O fato de a mídia dar relativamente pouco destaque às
descobertas gravíssimas da Operação Monte Carlo – que sugerem um poder paralelo
que dominaria o estado de Goiás, com ramificações nacionais e grande poder de
manipulação midiática –, e não dar uma linha sequer sobre as denúncias
envolvendo as privatizações tucanas, em comparação com o estardalhaço que fez,
faz e continuará fazendo com o mensalão, constitui uma clara violação do
princípio da imparcialidade jornalística.
Às favas os princípios
Ainda que constitua, na prática, um preceito inatingível em
sua plenitude, o esforço para se manter fiel a ele seria fundamental para
assegurar um processamento criterioso e equânime à notícia, o qual desse um
tratamento em bases similares aos acusados e fornecesse os elementos para o
leitor julgar por si mesmo os fatos retratados, sem induzi-lo ou manipulá-lo a
favor desta ideologia ou daquele partido.
Desnecessário observar que a mídia brasileira, embora erija
para si um discurso fundado no direito público à informação, ignora solenemente
tal princípio e, na verdade, pratica o inverso do que ele preceitua, como fica
evidente quando se analisa os casos acima citados e na diferença de tratamento
entre o quase desconhecido “mensalão” do PSDB e o megadifundido “mensalão”
petista. O primeiro, embora cronologicamente anterior, milionário,
protagonizado pelo mesmo Marcos Valério e com processo criminal aberto no STF
contra o ex-governador Eduardo Azeredo (PSDB/MG), só é referenciado como
“mensalão mineiro”, truque retórico que troca a origem partidária pela regional
como forma de blindar os tucanos.
A cobertura do “mensalão”
Seria ingenuidade esperar que, com tal retrospecto, a mídia
fosse oferecer uma cobertura minimamente equilibrada do trâmite, no STF, da
Ação Penal 470, vulgo “julgamento do mensalão” - afinal, trata-se de uma rara
chance de, em pleno período eleitoral, dar uma força ao carcomido
demotucanismo.
O primeiro dia, que foi dedicado a examinar – e a negar - o
pedido da defesa pelo desmembramento do processo - para que permanecessem
apenas os réus com direito à foro privilegiado no STF e os demais fossem
submetidos à primeira instância, como ocorrera com o “mensalão mineiro” -
acabou, inadvertidamente e numa ironia do destino, por levar ao conhecimento do
público a existência de um “mensalão” do PSDB, citado pela maioria dos
ministros.
Premissas questionáveis
Mas a mídia reagiria ao lapso já no dia seguinte.

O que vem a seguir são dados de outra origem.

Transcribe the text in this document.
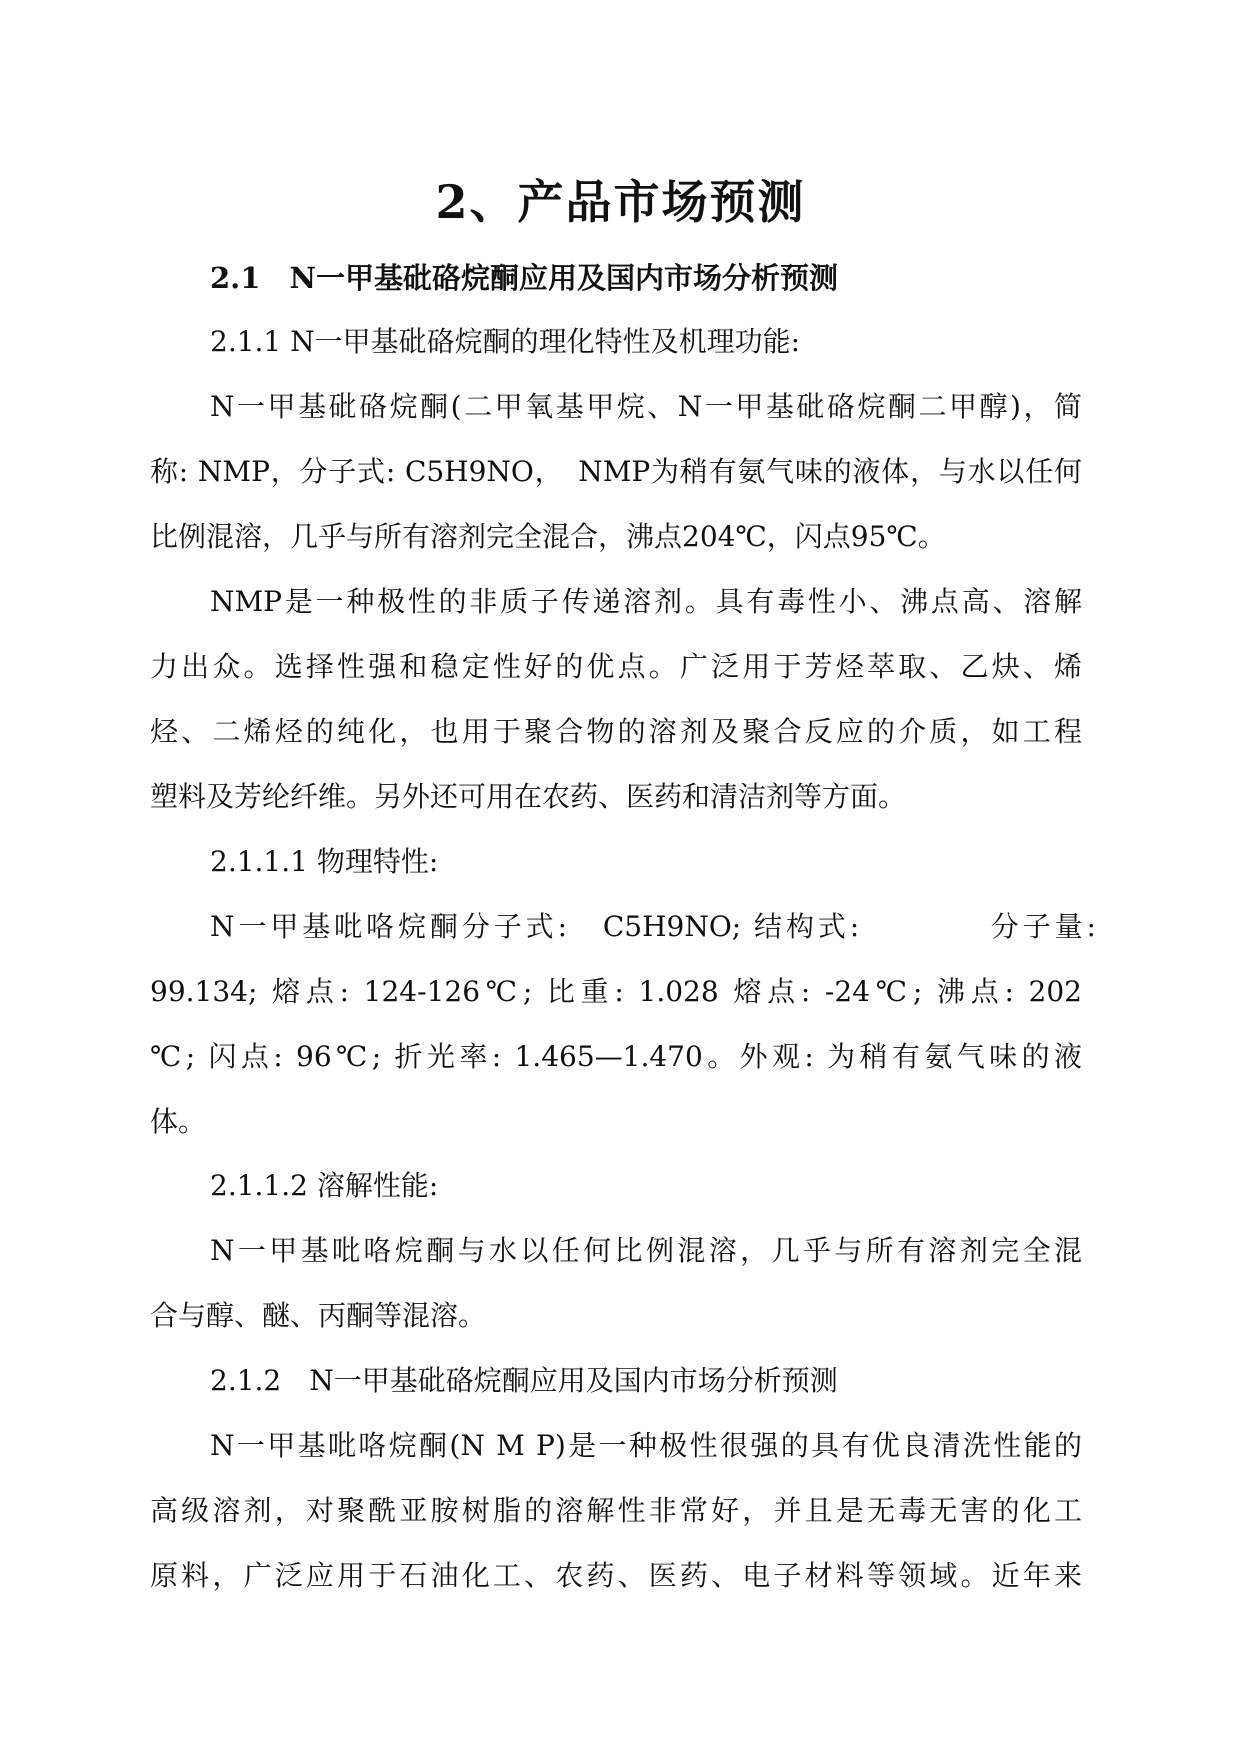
2、产品市场预测
2.1　N一甲基砒硌烷酮应用及国内市场分析预测
2.1.1 N一甲基砒硌烷酮的理化特性及机理功能:
N一甲基砒硌烷酮(二甲氧基甲烷、N一甲基砒硌烷酮二甲醇)，简
称: NMP，分子式: C5H9NO，　NMP为稍有氨气味的液体，与水以任何
比例混溶，几乎与所有溶剂完全混合，沸点204℃，闪点95℃。
NMP是一种极性的非质子传递溶剂。具有毒性小、沸点高、溶解
力出众。选择性强和稳定性好的优点。广泛用于芳烃萃取、乙炔、烯
烃、二烯烃的纯化，也用于聚合物的溶剂及聚合反应的介质，如工程
塑料及芳纶纤维。另外还可用在农药、医药和清洁剂等方面。
2.1.1.1 物理特性:
N一甲基吡咯烷酮分子式:　C5H9NO; 结构式:　　　　分子量:
99.134; 熔点: 124-126℃; 比重: 1.028 熔点: -24℃; 沸点: 202
℃; 闪点: 96℃; 折光率: 1.465—1.470。外观: 为稍有氨气味的液
体。
2.1.1.2 溶解性能:
N一甲基吡咯烷酮与水以任何比例混溶，几乎与所有溶剂完全混
合与醇、醚、丙酮等混溶。
2.1.2　N一甲基砒硌烷酮应用及国内市场分析预测
N一甲基吡咯烷酮(N M P)是一种极性很强的具有优良清洗性能的
高级溶剂，对聚酰亚胺树脂的溶解性非常好，并且是无毒无害的化工
原料，广泛应用于石油化工、农药、医药、电子材料等领域。近年来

E de forma
virulenta: só o partidarismo mais tacanho, somado ao pouco apreço pelo Estado
de Direito e ao desprezo intelectual que nutre por seus leitores e
telespectadores – os quais Willian Bonner compara a Homer Simpson -, pode
explicar a ginástica verbal que ela, no intuito de tirar o máximo proveito
eleitoral do “mensalão”, tem feito desde então para legitimar como
incriminadora a peça acusatória apresentada por Roberto Gurgel,
procurador-geral da República, contra o ex-ministro da Casa Civil, José Dirceu.

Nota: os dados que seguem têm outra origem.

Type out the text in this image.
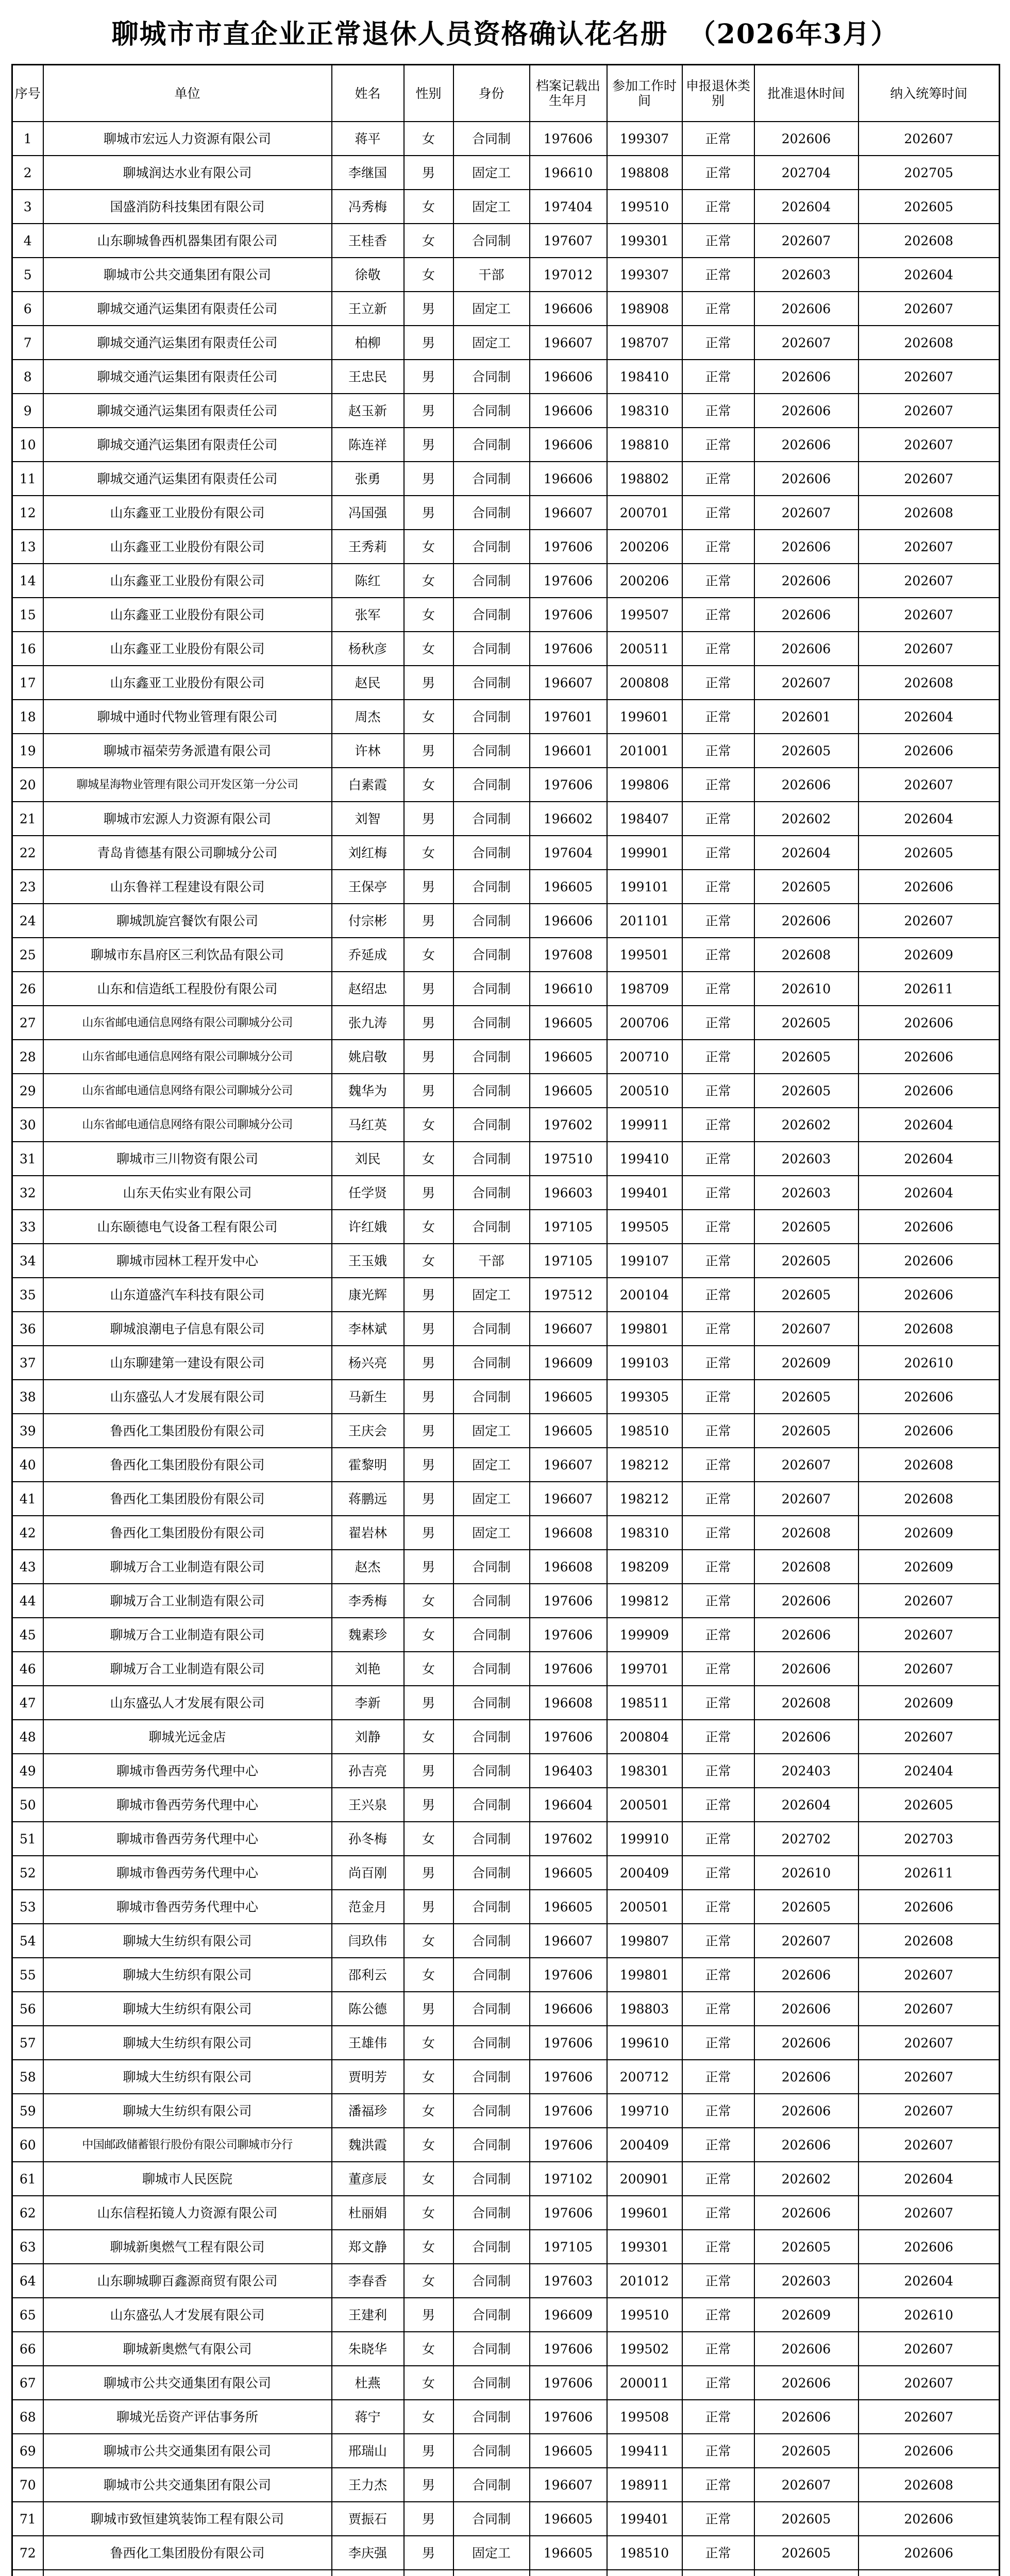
聊城市市直企业正常退休人员资格确认花名册  （2026年3月）
序号	单位	姓名	性别	身份	档案记载出生年月	参加工作时间	申报退休类别	批准退休时间	纳入统筹时间
1	聊城市宏远人力资源有限公司	蒋平	女	合同制	197606	199307	正常	202606	202607
2	聊城润达水业有限公司	李继国	男	固定工	196610	198808	正常	202704	202705
3	国盛消防科技集团有限公司	冯秀梅	女	固定工	197404	199510	正常	202604	202605
4	山东聊城鲁西机器集团有限公司	王桂香	女	合同制	197607	199301	正常	202607	202608
5	聊城市公共交通集团有限公司	徐敬	女	干部	197012	199307	正常	202603	202604
6	聊城交通汽运集团有限责任公司	王立新	男	固定工	196606	198908	正常	202606	202607
7	聊城交通汽运集团有限责任公司	柏柳	男	固定工	196607	198707	正常	202607	202608
8	聊城交通汽运集团有限责任公司	王忠民	男	合同制	196606	198410	正常	202606	202607
9	聊城交通汽运集团有限责任公司	赵玉新	男	合同制	196606	198310	正常	202606	202607
10	聊城交通汽运集团有限责任公司	陈连祥	男	合同制	196606	198810	正常	202606	202607
11	聊城交通汽运集团有限责任公司	张勇	男	合同制	196606	198802	正常	202606	202607
12	山东鑫亚工业股份有限公司	冯国强	男	合同制	196607	200701	正常	202607	202608
13	山东鑫亚工业股份有限公司	王秀莉	女	合同制	197606	200206	正常	202606	202607
14	山东鑫亚工业股份有限公司	陈红	女	合同制	197606	200206	正常	202606	202607
15	山东鑫亚工业股份有限公司	张军	女	合同制	197606	199507	正常	202606	202607
16	山东鑫亚工业股份有限公司	杨秋彦	女	合同制	197606	200511	正常	202606	202607
17	山东鑫亚工业股份有限公司	赵民	男	合同制	196607	200808	正常	202607	202608
18	聊城中通时代物业管理有限公司	周杰	女	合同制	197601	199601	正常	202601	202604
19	聊城市福荣劳务派遣有限公司	许林	男	合同制	196601	201001	正常	202605	202606
20	聊城星海物业管理有限公司开发区第一分公司	白素霞	女	合同制	197606	199806	正常	202606	202607
21	聊城市宏源人力资源有限公司	刘智	男	合同制	196602	198407	正常	202602	202604
22	青岛肯德基有限公司聊城分公司	刘红梅	女	合同制	197604	199901	正常	202604	202605
23	山东鲁祥工程建设有限公司	王保亭	男	合同制	196605	199101	正常	202605	202606
24	聊城凯旋宫餐饮有限公司	付宗彬	男	合同制	196606	201101	正常	202606	202607
25	聊城市东昌府区三利饮品有限公司	乔延成	女	合同制	197608	199501	正常	202608	202609
26	山东和信造纸工程股份有限公司	赵绍忠	男	合同制	196610	198709	正常	202610	202611
27	山东省邮电通信息网络有限公司聊城分公司	张九涛	男	合同制	196605	200706	正常	202605	202606
28	山东省邮电通信息网络有限公司聊城分公司	姚启敬	男	合同制	196605	200710	正常	202605	202606
29	山东省邮电通信息网络有限公司聊城分公司	魏华为	男	合同制	196605	200510	正常	202605	202606
30	山东省邮电通信息网络有限公司聊城分公司	马红英	女	合同制	197602	199911	正常	202602	202604
31	聊城市三川物资有限公司	刘民	女	合同制	197510	199410	正常	202603	202604
32	山东天佑实业有限公司	任学贤	男	合同制	196603	199401	正常	202603	202604
33	山东颐德电气设备工程有限公司	许红娥	女	合同制	197105	199505	正常	202605	202606
34	聊城市园林工程开发中心	王玉娥	女	干部	197105	199107	正常	202605	202606
35	山东道盛汽车科技有限公司	康光辉	男	固定工	197512	200104	正常	202605	202606
36	聊城浪潮电子信息有限公司	李林斌	男	合同制	196607	199801	正常	202607	202608
37	山东聊建第一建设有限公司	杨兴亮	男	合同制	196609	199103	正常	202609	202610
38	山东盛弘人才发展有限公司	马新生	男	合同制	196605	199305	正常	202605	202606
39	鲁西化工集团股份有限公司	王庆会	男	固定工	196605	198510	正常	202605	202606
40	鲁西化工集团股份有限公司	霍黎明	男	固定工	196607	198212	正常	202607	202608
41	鲁西化工集团股份有限公司	蒋鹏远	男	固定工	196607	198212	正常	202607	202608
42	鲁西化工集团股份有限公司	翟岩林	男	固定工	196608	198310	正常	202608	202609
43	聊城万合工业制造有限公司	赵杰	男	合同制	196608	198209	正常	202608	202609
44	聊城万合工业制造有限公司	李秀梅	女	合同制	197606	199812	正常	202606	202607
45	聊城万合工业制造有限公司	魏素珍	女	合同制	197606	199909	正常	202606	202607
46	聊城万合工业制造有限公司	刘艳	女	合同制	197606	199701	正常	202606	202607
47	山东盛弘人才发展有限公司	李新	男	合同制	196608	198511	正常	202608	202609
48	聊城光远金店	刘静	女	合同制	197606	200804	正常	202606	202607
49	聊城市鲁西劳务代理中心	孙吉亮	男	合同制	196403	198301	正常	202403	202404
50	聊城市鲁西劳务代理中心	王兴泉	男	合同制	196604	200501	正常	202604	202605
51	聊城市鲁西劳务代理中心	孙冬梅	女	合同制	197602	199910	正常	202702	202703
52	聊城市鲁西劳务代理中心	尚百刚	男	合同制	196605	200409	正常	202610	202611
53	聊城市鲁西劳务代理中心	范金月	男	合同制	196605	200501	正常	202605	202606
54	聊城大生纺织有限公司	闫玖伟	女	合同制	196607	199807	正常	202607	202608
55	聊城大生纺织有限公司	邵利云	女	合同制	197606	199801	正常	202606	202607
56	聊城大生纺织有限公司	陈公德	男	合同制	196606	198803	正常	202606	202607
57	聊城大生纺织有限公司	王雄伟	女	合同制	197606	199610	正常	202606	202607
58	聊城大生纺织有限公司	贾明芳	女	合同制	197606	200712	正常	202606	202607
59	聊城大生纺织有限公司	潘福珍	女	合同制	197606	199710	正常	202606	202607
60	中国邮政储蓄银行股份有限公司聊城市分行	魏洪霞	女	合同制	197606	200409	正常	202606	202607
61	聊城市人民医院	董彦辰	女	合同制	197102	200901	正常	202602	202604
62	山东信程拓镜人力资源有限公司	杜丽娟	女	合同制	197606	199601	正常	202606	202607
63	聊城新奥燃气工程有限公司	郑文静	女	合同制	197105	199301	正常	202605	202606
64	山东聊城聊百鑫源商贸有限公司	李春香	女	合同制	197603	201012	正常	202603	202604
65	山东盛弘人才发展有限公司	王建利	男	合同制	196609	199510	正常	202609	202610
66	聊城新奥燃气有限公司	朱晓华	女	合同制	197606	199502	正常	202606	202607
67	聊城市公共交通集团有限公司	杜燕	女	合同制	197606	200011	正常	202606	202607
68	聊城光岳资产评估事务所	蒋宁	女	合同制	197606	199508	正常	202606	202607
69	聊城市公共交通集团有限公司	邢瑞山	男	合同制	196605	199411	正常	202605	202606
70	聊城市公共交通集团有限公司	王力杰	男	合同制	196607	198911	正常	202607	202608
71	聊城市致恒建筑装饰工程有限公司	贾振石	男	合同制	196605	199401	正常	202605	202606
72	鲁西化工集团股份有限公司	李庆强	男	固定工	196605	198510	正常	202605	202606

O procurador parte de uma premissa genérica que, não
obstante potencialmente perigosa, beira a comicidade: a de que a não-aparição
do nome do acusado na, em suas palavras, “execução do esquema” é indício de que
ele seria o “chefão”. Uau, isso permitiria acusar virtualmente qualquer um.
Seria o caso de recomendar aos chefões do crime, de agora em diante, que, para
se preservar, cuidem de sempre colocar seu nome no expediente de suas
quadrilhas...
A explanação de Gurgel pecou não apenas por partir de tal
premissa, mas por se valer unicamente de relatos de terceiros – em sua maioria,
acusados ou inimigos políticos do réu – e de trechos selecionados de matérias
produzidas por nossa mais do que tendenciosa imprensa. Soa como uma base para
acusação extremamente frágil.
Provas, para quê?
Nenhum indício material - um extrato de banco, uma
assinatura em um documento -; nenhuma evidência física - uma gravação, uma
foto, um vídeo -; nenhuma prova digital – um comprovante de transferência, um
log de movimentação financeira ou epistolar, um SMS, uma chamada telefônica.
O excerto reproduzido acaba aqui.